James Longsdon, in his first interview since taking office last year, said the ratings of China and France, which are threatened with downgrades, and how Britain deals with fiscal strains will also be in focus.
Fitch downgraded the United States in August 2023, becoming the second major rating agency to cancel Washington's triple-A rating after Standard & Poor's.
The current AA+ score has a "stable outlook," meaning a downgrade or upgrade is unlikely in the short term.
But expectations that Trump will pursue an aggressive tax-cut agenda and trigger a global trade war have raised concerns about a $36 trillion debt that is already growing at $2 trillion a year.
"I think you're going to get some answers," Langston said of the next U.S. ratings review, due in late August.
"Certainly you'll have a chance to see how the legislative process works," he said of the tariffs. "Is it going to be very incremental? Or is it going to be less incremental?

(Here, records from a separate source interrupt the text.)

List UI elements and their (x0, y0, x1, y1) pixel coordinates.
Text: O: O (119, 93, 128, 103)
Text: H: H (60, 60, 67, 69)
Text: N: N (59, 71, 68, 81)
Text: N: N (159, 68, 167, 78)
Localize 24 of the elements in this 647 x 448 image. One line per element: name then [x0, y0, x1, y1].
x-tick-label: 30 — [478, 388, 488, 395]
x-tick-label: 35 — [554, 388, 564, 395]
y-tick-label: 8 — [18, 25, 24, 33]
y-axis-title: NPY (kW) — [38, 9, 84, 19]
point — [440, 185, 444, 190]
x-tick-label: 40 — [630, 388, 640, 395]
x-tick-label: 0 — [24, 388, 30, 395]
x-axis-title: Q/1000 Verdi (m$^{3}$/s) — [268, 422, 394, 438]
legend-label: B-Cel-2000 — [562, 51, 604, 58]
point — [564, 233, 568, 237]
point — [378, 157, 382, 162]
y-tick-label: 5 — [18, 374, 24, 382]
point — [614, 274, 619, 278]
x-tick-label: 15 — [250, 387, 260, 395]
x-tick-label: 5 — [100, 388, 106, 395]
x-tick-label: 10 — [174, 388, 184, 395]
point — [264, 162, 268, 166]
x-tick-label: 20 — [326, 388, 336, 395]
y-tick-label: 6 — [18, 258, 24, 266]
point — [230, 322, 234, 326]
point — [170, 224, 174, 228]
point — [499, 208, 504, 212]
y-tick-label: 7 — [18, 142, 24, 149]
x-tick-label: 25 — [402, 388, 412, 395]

I just don't know."
Fitch currently assumes that China's "dutiable rate" - on goods already subject to tariffs but not on all goods - will rise to 60%, to 25% in Mexico and Canada, and to 10% in the rest of the world.
Countries' ratings already take these figures into account, meaning that only more extreme measures, such as imposing tariffs on all imports, would cause sweeping changes.

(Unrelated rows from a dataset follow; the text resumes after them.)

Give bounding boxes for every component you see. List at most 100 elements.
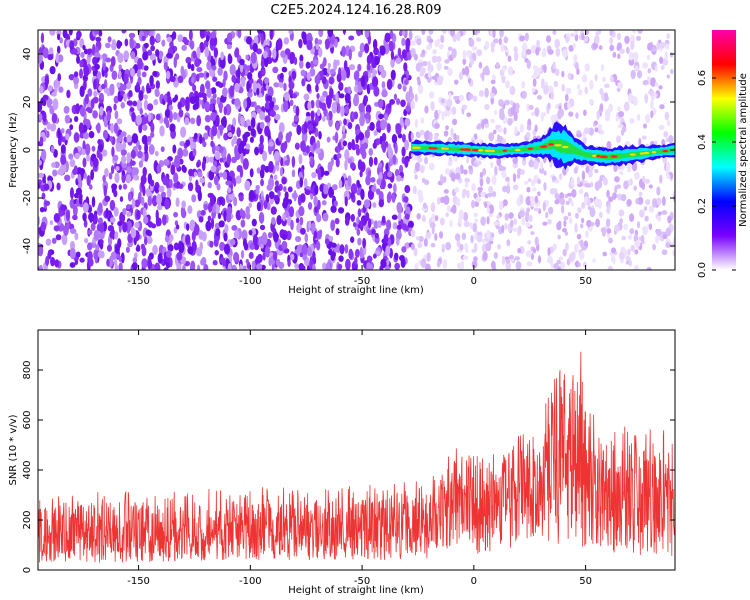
spectrogram-noise-cell: [514, 102, 520, 110]
spectrogram-noise-cell: [126, 211, 132, 217]
spectrogram-noise-cell: [218, 82, 224, 88]
spectrogram-noise-cell: [156, 217, 162, 227]
spectrogram-noise-cell: [301, 243, 308, 255]
spectrogram-noise-cell: [249, 242, 255, 250]
spectrogram-noise-cell: [53, 225, 60, 232]
spectrogram-noise-cell: [299, 177, 304, 188]
spectrogram-noise-cell: [142, 51, 148, 61]
spectrogram-noise-cell: [39, 85, 44, 94]
spectrogram-noise-cell: [48, 47, 54, 55]
spectrogram-noise-cell: [130, 51, 136, 60]
spectrogram-noise-cell: [260, 178, 264, 187]
spectrogram-noise-cell: [525, 210, 529, 219]
spectrogram-noise-cell: [473, 162, 478, 167]
spectrogram-noise-cell: [168, 233, 174, 242]
spectrogram-noise-cell: [198, 229, 204, 240]
spectrogram-noise-cell: [565, 35, 569, 44]
spectrogram-noise-cell: [178, 109, 184, 118]
spectrogram-noise-cell: [592, 258, 596, 263]
spectrogram-noise-cell: [505, 258, 511, 264]
spectrogram-noise-cell: [397, 47, 402, 57]
spectrogram-noise-cell: [495, 61, 500, 69]
spectrogram-noise-cell: [126, 152, 132, 164]
spectrogram-noise-cell: [155, 33, 161, 42]
spectrogram-noise-cell: [519, 123, 525, 133]
spectrogram-noise-cell: [347, 141, 353, 151]
spectrogram-noise-cell: [344, 196, 348, 207]
spectrogram-noise-cell: [244, 180, 251, 191]
spectrogram-noise-cell: [104, 195, 111, 202]
spectrogram-noise-cell: [82, 202, 89, 214]
spectrogram-noise-cell: [188, 30, 193, 41]
spectrogram-noise-cell: [667, 215, 672, 224]
spectrogram-noise-cell: [227, 131, 233, 138]
spectrogram-noise-cell: [563, 216, 569, 221]
spectrogram-noise-cell: [365, 129, 370, 139]
spectrogram-noise-cell: [422, 177, 426, 184]
spectrogram-noise-cell: [69, 187, 74, 200]
spectrogram-noise-cell: [306, 83, 312, 92]
spectrogram-noise-cell: [55, 52, 59, 64]
spectrogram-noise-cell: [447, 161, 453, 167]
spectrogram-noise-cell: [169, 179, 173, 189]
spectrogram-noise-cell: [347, 122, 353, 130]
spectrogram-noise-cell: [586, 198, 591, 207]
spectrogram-noise-cell: [454, 187, 460, 193]
spectrogram-noise-cell: [652, 198, 658, 208]
spectrogram-noise-cell: [390, 57, 395, 68]
spectrogram-noise-cell: [276, 214, 282, 226]
spectrogram-noise-cell: [472, 222, 478, 233]
spectrogram-noise-cell: [38, 215, 41, 226]
spectrogram-noise-cell: [69, 247, 76, 260]
spectrogram-noise-cell: [316, 230, 322, 239]
spectrogram-noise-cell: [219, 124, 223, 136]
spectrogram-noise-cell: [347, 157, 352, 164]
spectrogram-noise-cell: [456, 31, 461, 42]
spectrogram-noise-cell: [468, 165, 473, 170]
spectrogram-noise-cell: [614, 224, 620, 233]
spectrogram-noise-cell: [348, 64, 356, 71]
snr-x-tick-label: -150: [127, 576, 150, 587]
spectrogram-noise-cell: [644, 215, 649, 222]
spectrogram-noise-cell: [252, 234, 258, 246]
spectrogram-noise-cell: [410, 40, 416, 46]
spectrogram-y-tick-label: 0: [22, 147, 33, 153]
spectrogram-noise-cell: [226, 153, 232, 165]
signal-peak-cell: [662, 149, 669, 153]
spectrogram-noise-cell: [431, 55, 438, 63]
spectrogram-noise-cell: [312, 251, 316, 261]
spectrogram-noise-cell: [650, 95, 655, 101]
spectrogram-noise-cell: [565, 166, 569, 173]
spectrogram-noise-cell: [251, 218, 257, 227]
spectrogram-noise-cell: [278, 131, 283, 142]
spectrogram-noise-cell: [237, 67, 241, 79]
spectrogram-noise-cell: [83, 78, 87, 91]
spectrogram-noise-cell: [447, 67, 453, 77]
spectrogram-noise-cell: [42, 47, 49, 59]
spectrogram-noise-cell: [259, 224, 266, 231]
spectrogram-noise-cell: [365, 118, 369, 124]
spectrogram-noise-cell: [56, 33, 61, 41]
spectrogram-noise-cell: [476, 49, 483, 57]
spectrogram-noise-cell: [138, 122, 143, 134]
spectrogram-noise-cell: [456, 239, 461, 248]
spectrogram-noise-cell: [219, 241, 225, 252]
spectrogram-noise-cell: [190, 63, 195, 72]
spectrogram-noise-cell: [396, 202, 403, 213]
spectrogram-noise-cell: [69, 159, 76, 168]
spectrogram-noise-cell: [480, 191, 486, 198]
spectrogram-noise-cell: [118, 64, 122, 71]
spectrogram-noise-cell: [217, 212, 222, 220]
spectrogram-noise-cell: [139, 107, 143, 115]
spectrogram-noise-cell: [240, 219, 246, 228]
spectrogram-noise-cell: [79, 257, 85, 263]
colorbar-label: Normalized spectral amplitude: [738, 73, 749, 227]
spectrogram-noise-cell: [529, 196, 535, 203]
spectrogram-noise-cell: [98, 153, 103, 162]
spectrogram-noise-cell: [356, 200, 362, 206]
spectrogram-noise-cell: [387, 170, 393, 178]
spectrogram-noise-cell: [656, 197, 662, 206]
spectrogram-noise-cell: [94, 63, 100, 70]
spectrogram-noise-cell: [196, 264, 201, 270]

However, China has been warned of a downgrade, meaning it will inevitably receive the most attention.
"We will be watching the outcome and the response (to the tariffs), particularly the fiscal stimulus," Langsden said.
He added that while more information was needed on tariffs and domestic issues, a positive sign for China was that "there are some green shoots in the real estate market."
france and britain
France and the UK's AA ratings are also under scrutiny for their respective homegrown issues.
France's outlook for October was cut to "negative" and it warned that its inability to rein in spending was rapidly pushing up its debt to 118.5% of GDP.
Paris still needs to work out this year's budget but this week lowered its spending reduction target to 32 billion euros ($32.94 billion) from 40 billion euros in a bid to win support from opposition lawmakers.
"Will there be a new election in June, July?" Langsden said, admitting that it was "hard to say" when a rating decision would be made because of the difficulties.
In contrast, the UK seems to have more "room for development". Doubts are growing despite signs the government will miss its public finance targets and its outlook is "stable".
Fitch, known as the pioneer of the "Big Three", will rate the UK on February 28.
"What we will be looking at is whether they (the UK government) end up missing their fiscal targets and, if so, what steps will they take?" Langston said.
"This is important," he said. "From what we've seen and heard, and as you would expect, I think from the fairly new (fiscal) rules, there seems to be a commitment to make adjustments if necessary."
More broadly, he wants to maintain Fitch's knack for being the first to make big decisions. “If you’re going to make the right decision in the end, you want to be the first.”